Step Three: The Escalation I Did Not See Coming

Here is where things took a genuinely unexpected turn.

In a moment of either inspiration or catastrophic misjudgment, I disclosed that I had once described myself in a workshop bio as having 'leadership energy' and that I was 'comfortable directing group processes.' I thought this might redirect me toward something like a cooperative administrator or a community organizer.

The algorithm went quiet for longer this time. Twelve whole seconds. Then:

LEADERSHIP CAPACITY FLAGGED. REVISED ASSIGNMENT: DEPUTY FOREMAN, TUNGSTEN EXTRACTION FACILITY, KRASNOYARSK KRAI, SIBERIAN FEDERAL DISTRICT. RESPONSIBLE FOR SHIFT COORDINATION, EQUIPMENT MAINTENANCE OVERSIGHT, AND MONTHLY QUOTA REPORTING TO REGIONAL PLANNING BUREAU. ACCOMMODATION PROVIDED (SHARED, FOUR PERSONS PER ROOM). SHIFT STARTS MONDAY.

Krasnoyarsk Krai Photo: Krasnoyarsk Krai, via russiatrek.org

I had been promoted. Straight past the sugar beet fields, straight past the coal face, and directly into a supervisory role at a tungsten operation so remote that the nearest city requires a connecting flight and significant emotional preparation.

I sat with this for a moment.
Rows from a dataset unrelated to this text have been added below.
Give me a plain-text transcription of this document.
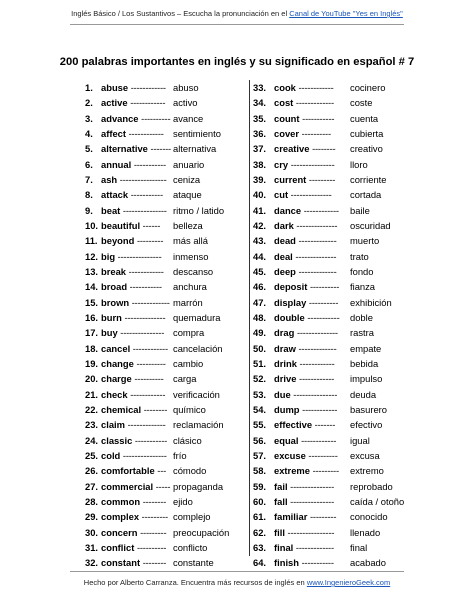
Inglés Básico / Los Sustantivos – Escucha la pronunciación en el Canal de YouTube "Yes en Inglés"
200 palabras importantes en inglés y su significado en español # 7
1. abuse ------------ abuso
2. active ------------ activo
3. advance ---------- avance
4. affect ------------ sentimiento
5. alternative ------- alternativa
6. annual ----------- anuario
7. ash ---------------- ceniza
8. attack ----------- ataque
9. beat --------------- ritmo / latido
10. beautiful ------ belleza
11. beyond --------- más allá
12. big --------------- inmenso
13. break ------------ descanso
14. broad ----------- anchura
15. brown ------------- marrón
16. burn -------------- quemadura
17. buy --------------- compra
18. cancel ------------ cancelación
19. change ---------- cambio
20. charge ---------- carga
21. check ------------ verificación
22. chemical -------- químico
23. claim ------------- reclamación
24. classic ----------- clásico
25. cold --------------- frío
26. comfortable --- cómodo
27. commercial ----- propaganda
28. common -------- ejido
29. complex --------- complejo
30. concern --------- preocupación
31. conflict ---------- conflicto
32. constant -------- constante
33. cook ------------ cocinero
34. cost ------------- coste
35. count ----------- cuenta
36. cover ---------- cubierta
37. creative -------- creativo
38. cry --------------- lloro
39. current --------- corriente
40. cut -------------- cortada
41. dance ------------ baile
42. dark -------------- oscuridad
43. dead ------------- muerto
44. deal -------------- trato
45. deep ------------- fondo
46. deposit ---------- fianza
47. display ---------- exhibición
48. double ----------- doble
49. drag -------------- rastra
50. draw ------------- empate
51. drink ------------ bebida
52. drive ------------ impulso
53. due --------------- deuda
54. dump ------------ basurero
55. effective ------- efectivo
56. equal ------------ igual
57. excuse ---------- excusa
58. extreme --------- extremo
59. fail --------------- reprobado
60. fall --------------- caída / otoño
61. familiar --------- conocido
62. fill ---------------- llenado
63. final ------------- final
64. finish ----------- acabado
Hecho por Alberto Carranza. Encuentra más recursos de inglés en www.IngenieroGeek.com
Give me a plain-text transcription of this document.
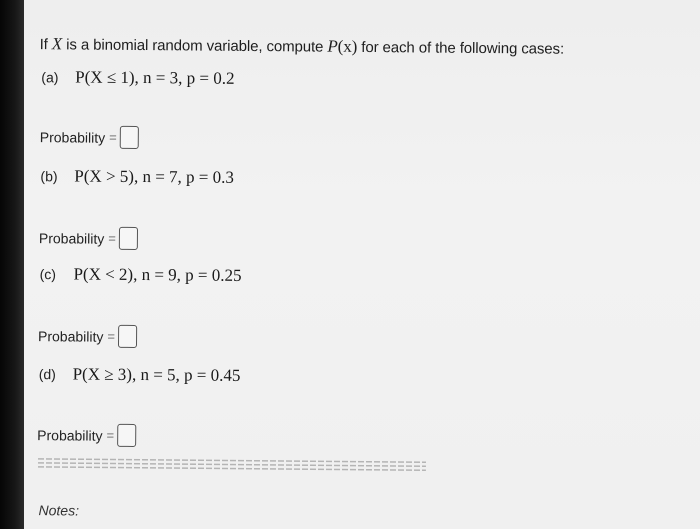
If X is a binomial random variable, compute P(x) for each of the following cases:
(a) P(X ≤ 1), n = 3, p = 0.2
Probability =
(b) P(X > 5), n = 7, p = 0.3
Probability =
(c) P(X < 2), n = 9, p = 0.25
Probability =
(d) P(X ≥ 3), n = 5, p = 0.45
Probability =
Notes:
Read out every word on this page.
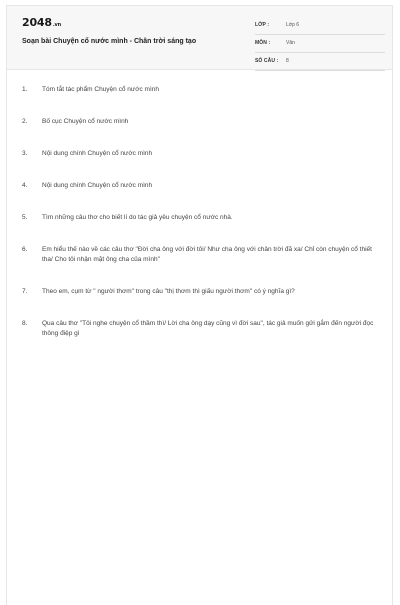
2048.vn
Soạn bài Chuyện cổ nước mình - Chân trời sáng tạo
LỚP :	Lớp 6
MÔN :	Văn
SỐ CÂU : 8
1. Tóm tắt tác phẩm Chuyện cổ nước mình
2. Bố cục Chuyện cổ nước mình
3. Nội dung chính Chuyện cổ nước mình
4. Nội dung chính Chuyện cổ nước mình
5. Tìm những câu thơ cho biết lí do tác giả yêu chuyện cổ nước nhà.
6. Em hiểu thế nào về các câu thơ "Đời cha ông với đời tôi/ Như cha ông với chân trời đã xa/ Chỉ còn chuyện cổ thiết tha/ Cho tôi nhận mặt ông cha của mình"
7. Theo em, cụm từ " người thơm" trong câu "thị thơm thì giấu người thơm" có ý nghĩa gì?
8. Qua câu thơ "Tôi nghe chuyện cổ thầm thì/ Lời cha ông dạy cũng vì đời sau", tác giả muốn gửi gắm đến người đọc thông điệp gì
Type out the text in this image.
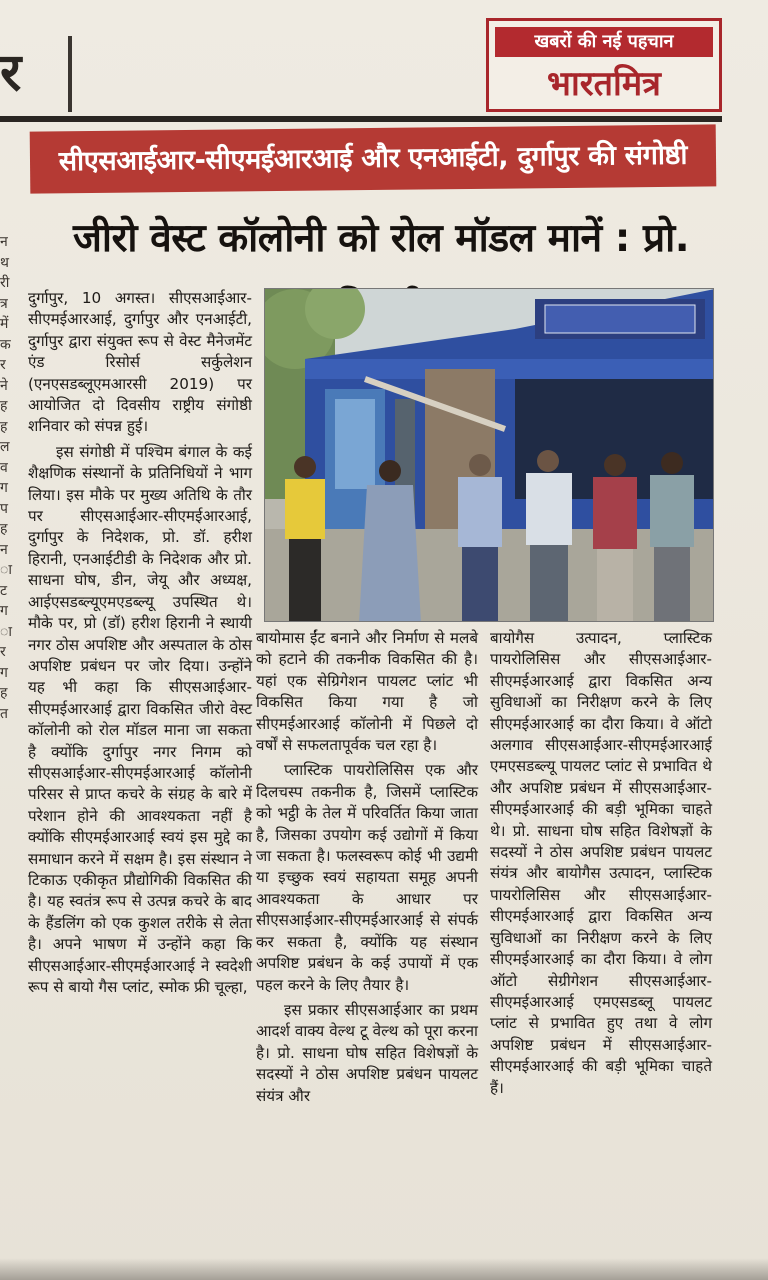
र
खबरों की नई पहचान
भारतमित्र
सीएसआईआर-सीएमईआरआई और एनआईटी, दुर्गापुर की संगोष्ठी
जीरो वेस्ट कॉलोनी को रोल मॉडल मानें : प्रो.
न
थ
री
त्र
में
क
र
ने
ह
ह
ल
व
ग
प
ह
न
ा
ट
ग
ा
र
ग
ह
त

दुर्गापुर, 10 अगस्त। सीएसआईआर-सीएमईआरआई, दुर्गापुर और एनआईटी, दुर्गापुर द्वारा संयुक्त रूप से वेस्ट मैनेजमेंट एंड रिसोर्स सर्कुलेशन (एनएसडब्लूएमआरसी 2019) पर आयोजित दो दिवसीय राष्ट्रीय संगोष्ठी शनिवार को संपन्न हुई।

इस संगोष्ठी में पश्चिम बंगाल के कई शैक्षणिक संस्थानों के प्रतिनिधियों ने भाग लिया। इस मौके पर मुख्य अतिथि के तौर पर सीएसआईआर-सीएमईआरआई, दुर्गापुर के निदेशक, प्रो. डॉ. हरीश हिरानी, एनआईटीडी के निदेशक और प्रो. साधना घोष, डीन, जेयू और अध्यक्ष, आईएसडब्ल्यूएमएडब्ल्यू उपस्थित थे। मौके पर, प्रो (डॉ) हरीश हिरानी ने स्थायी नगर ठोस अपशिष्ट और अस्पताल के ठोस अपशिष्ट प्रबंधन पर जोर दिया। उन्होंने यह भी कहा कि सीएसआईआर-सीएमईआरआई द्वारा विकसित जीरो वेस्ट कॉलोनी को रोल मॉडल माना जा सकता है क्योंकि दुर्गापुर नगर निगम को सीएसआईआर-सीएमईआरआई कॉलोनी परिसर से प्राप्त कचरे के संग्रह के बारे में परेशान होने की आवश्यकता नहीं है क्योंकि सीएमईआरआई स्वयं इस मुद्दे का समाधान करने में सक्षम है। इस संस्थान ने टिकाऊ एकीकृत प्रौद्योगिकी विकसित की है। यह स्वतंत्र रूप से उत्पन्न कचरे के बाद के हैंडलिंग को एक कुशल तरीके से लेता है। अपने भाषण में उन्होंने कहा कि सीएसआईआर-सीएमईआरआई ने स्वदेशी रूप से बायो गैस प्लांट, स्मोक फ्री चूल्हा,

बायोमास ईंट बनाने और निर्माण से मलबे को हटाने की तकनीक विकसित की है। यहां एक सेग्रिगेशन पायलट प्लांट भी विकसित किया गया है जो सीएमईआरआई कॉलोनी में पिछले दो वर्षों से सफलतापूर्वक चल रहा है।

प्लास्टिक पायरोलिसिस एक और दिलचस्प तकनीक है, जिसमें प्लास्टिक को भट्ठी के तेल में परिवर्तित किया जाता है, जिसका उपयोग कई उद्योगों में किया जा सकता है। फलस्वरूप कोई भी उद्यमी या इच्छुक स्वयं सहायता समूह अपनी आवश्यकता के आधार पर सीएसआईआर-सीएमईआरआई से संपर्क कर सकता है, क्योंकि यह संस्थान अपशिष्ट प्रबंधन के कई उपायों में एक पहल करने के लिए तैयार है।

इस प्रकार सीएसआईआर का प्रथम आदर्श वाक्य वेल्थ टू वेल्थ को पूरा करना है। प्रो. साधना घोष सहित विशेषज्ञों के सदस्यों ने ठोस अपशिष्ट प्रबंधन पायलट संयंत्र और

बायोगैस उत्पादन, प्लास्टिक पायरोलिसिस और सीएसआईआर-सीएमईआरआई द्वारा विकसित अन्य सुविधाओं का निरीक्षण करने के लिए सीएमईआरआई का दौरा किया। वे ऑटो अलगाव सीएसआईआर-सीएमईआरआई एमएसडब्ल्यू पायलट प्लांट से प्रभावित थे और अपशिष्ट प्रबंधन में सीएसआईआर-सीएमईआरआई की बड़ी भूमिका चाहते थे। प्रो. साधना घोष सहित विशेषज्ञों के सदस्यों ने ठोस अपशिष्ट प्रबंधन पायलट संयंत्र और बायोगैस उत्पादन, प्लास्टिक पायरोलिसिस और सीएसआईआर-सीएमईआरआई द्वारा विकसित अन्य सुविधाओं का निरीक्षण करने के लिए सीएमईआरआई का दौरा किया। वे लोग ऑटो सेग्रीगेशन सीएसआईआर-सीएमईआरआई एमएसडब्लू पायलट प्लांट से प्रभावित हुए तथा वे लोग अपशिष्ट प्रबंधन में सीएसआईआर-सीएमईआरआई की बड़ी भूमिका चाहते हैं।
Then I burned some palo santo, which felt appropriate.

What the Algorithm Understands That I Didn't

Here's the thing nobody tells you when you're posting infographics about seizing the means of production between sponsored posts for adaptogen supplements: a planned economy does not care about your relationship with your gifts.

Central planning, in its purest historical form, was an exercise in brutal pragmatism. The state needed coal, so people mined coal. It needed tungsten for lightbulb filaments and military hardware, so people extracted tungsten, often in places where the wind chill makes your ambitions feel very small and very far away. The algorithm wasn't being cruel to me. It was being honest — possibly for the first time in my adult life.

My skills, assessed without the warm affirmation of a wellness community, amount to: I am good at talking, I have moderate organizational instincts, and I own several bowls I hit with a mallet. The collective has coal to mine. The math, as they say, mathed.

A Note on the Linen Jumpsuit

I asked, as a final query, whether personal items could be brought to the Krasnoyarsk facility.

WORK UNIFORM PROVIDED. PERSONAL EFFECTS: ONE BAG, MAXIMUM 20KG. CRYSTAL BOWLS: NOT RECOMMENDED FOR UNDERGROUND TRANSPORT.

The eucalyptus candle, I suspect, would not survive the Siberian winter anyway.

I remain, as ever, committed to the idea that we could build something better than what we have. I just think, going forward, I'll be slightly more specific about what 'better' means before I ask a central planning committee to define it for me.

Deputy Foreman Briar reports for duty Monday. She will be wearing something other than linen.


Yuki Ostrovsky is the founding editor of Actual Life Under Communism. She has never personally operated a tungsten mine but has read extensively about people who have.